Blumenthal, chair of the Senate Commerce Committee’s subcommittee on consumer protection, product safety and data security, pressed Davis at the end of the three-hour hearing.
“Well, ‘Vista’ is one of your products or services,” Blumenthal said. “We’re not talking about Google or Apple, it’s Facebook, are we?”
Davis replied, “Finsta is slang for some sort of account.”
“Well, are you going to finish this kind of calculation?” Blumenthal asked again.
After a pause, Davis admitted, “I’m not sure I understand exactly what you’re asking.
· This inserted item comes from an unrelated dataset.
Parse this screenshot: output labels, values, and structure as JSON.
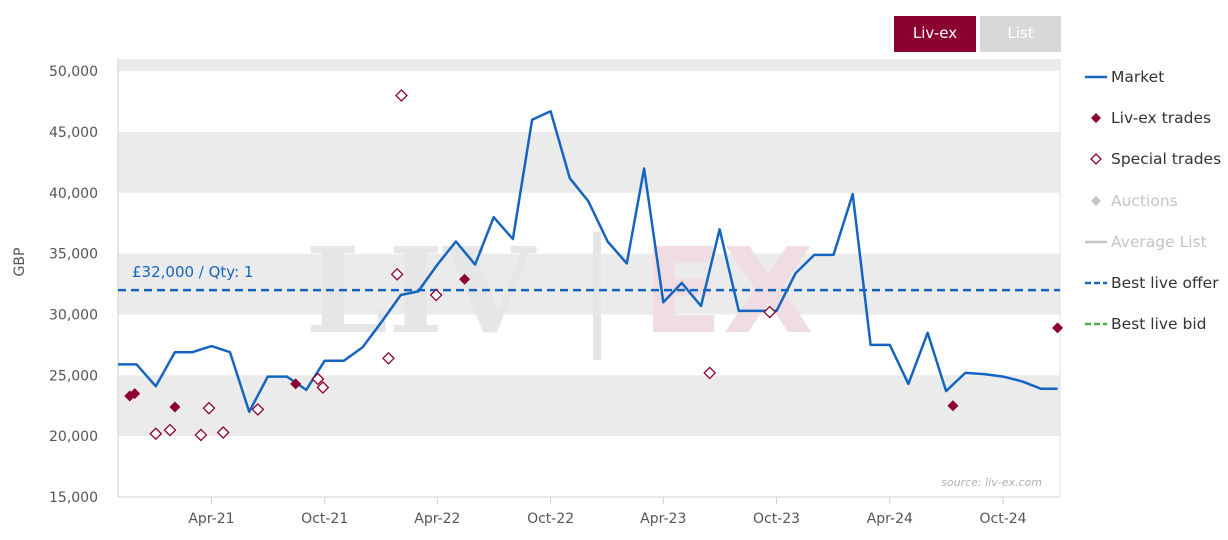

What I can say is that based on what we’ve seen with teens using these types of accounts, we’ve actually given them additional privacy options to address these kinds of issues, where they want more of privacy so they can have more aggregate.”
“Well, I don’t think that’s an answer to my question,” Blumenthal said after a few seconds of silence before the session concluded.
Congressional hearings sometimes involving tech companies have seen middle-aged and older lawmakers sometimes struggle to keep up. One such moment came in 2018, when Sen was then. Orrin Hatch (R-Utah) asked Facebook founder and CEO Mark Zuckerberg, “How do you maintain a business model where users don’t pay for your service?”
Zuckerberg replied, “Senator.” We run ads.